What are your signs that you’ve got a hedgehog on your chair?
Next, we have to name our hedgehog. My husband used to jokingly say, ‘there’s two emotions, right? The one with the lips turned up and the one with the lips turned down?’ But we actually have a whole plethora of emotions (which I will talk about later on this week). So we have to figure out what this particular hedgehog is called. Is it anger or sadness or fear or grief or hope or excitement or …
Then we have to pause and sit with them for a time. We need to take the time to learn from our hedgehogs, because they have something important to tell us.
Sometimes I find journalling works for this, other times I need to meditate. Sometimes I need stillness, other times I need to move. Sometimes eventually I will need to talk it out with a trusted friend, but other times I am learning that it really is best if I just allow that feeling to be with me for a while.

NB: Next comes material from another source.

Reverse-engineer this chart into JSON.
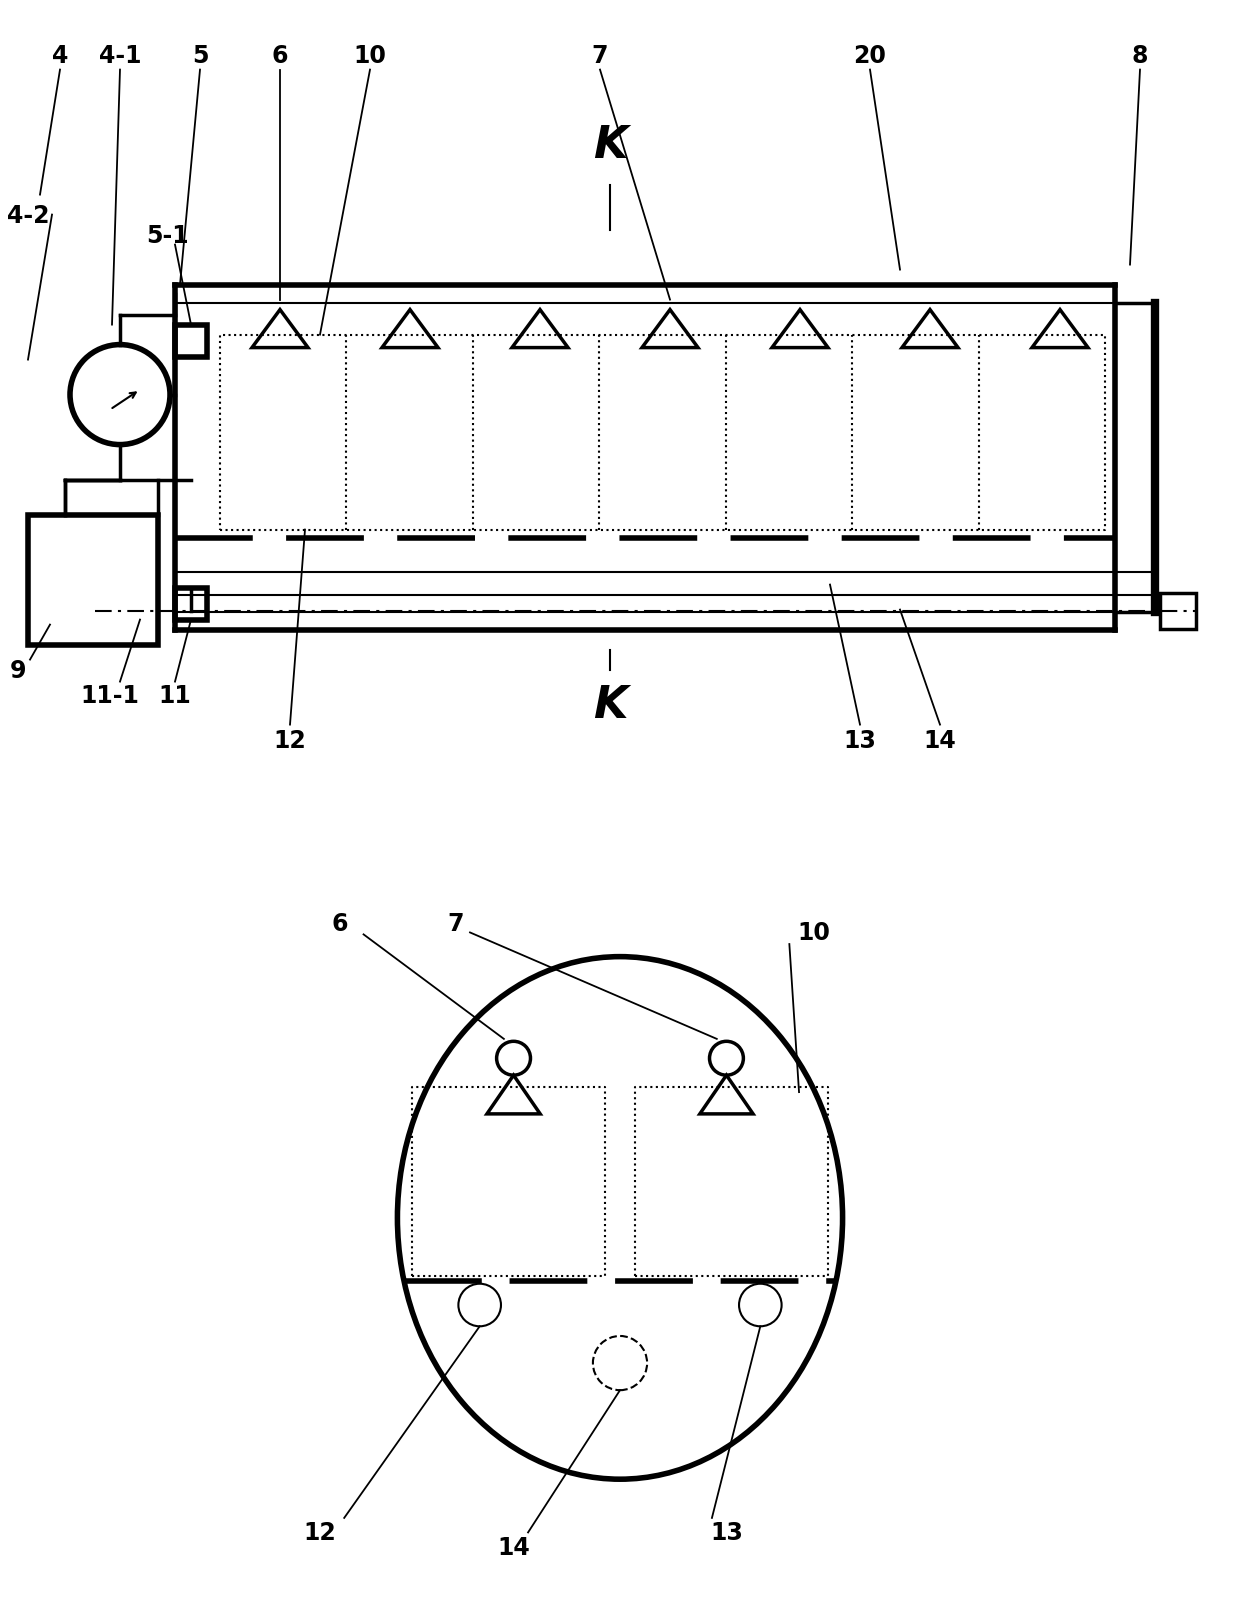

Finally, I need to decide how I will respond to this hedgehog. Once I used to think that it was always very important to do something with the hedgehog – because in my mind that was the only way to get rid of it and go back to a situation where I didn’t (consciously) have any hedgehogs … which was somehow supposed to be the ideal.
But with time and practice I have discovered that sometimes there’s value in simply sitting with the hedgehogs. Sometimes there’s beauty in letting the tears flow. Sometimes there’s grace in using a punching bag (if you’re able – I can’t currently, but it sure was good when I could!). Sometimes there’s value in writing poetry or playing music or simply being for a while.
And if you sit with a hedgehog (emotion) – stroking it gently – for long enough, it turns out that they’re a bit like cats. Eventually, they get bored and wander off. Eventually they’ve had their say and they go curl up in a warm spot by the fire, or wander off to groom themselves.
It turns out welcoming our emotions is actually the healthiest, most pain-free way to allowing them to pass.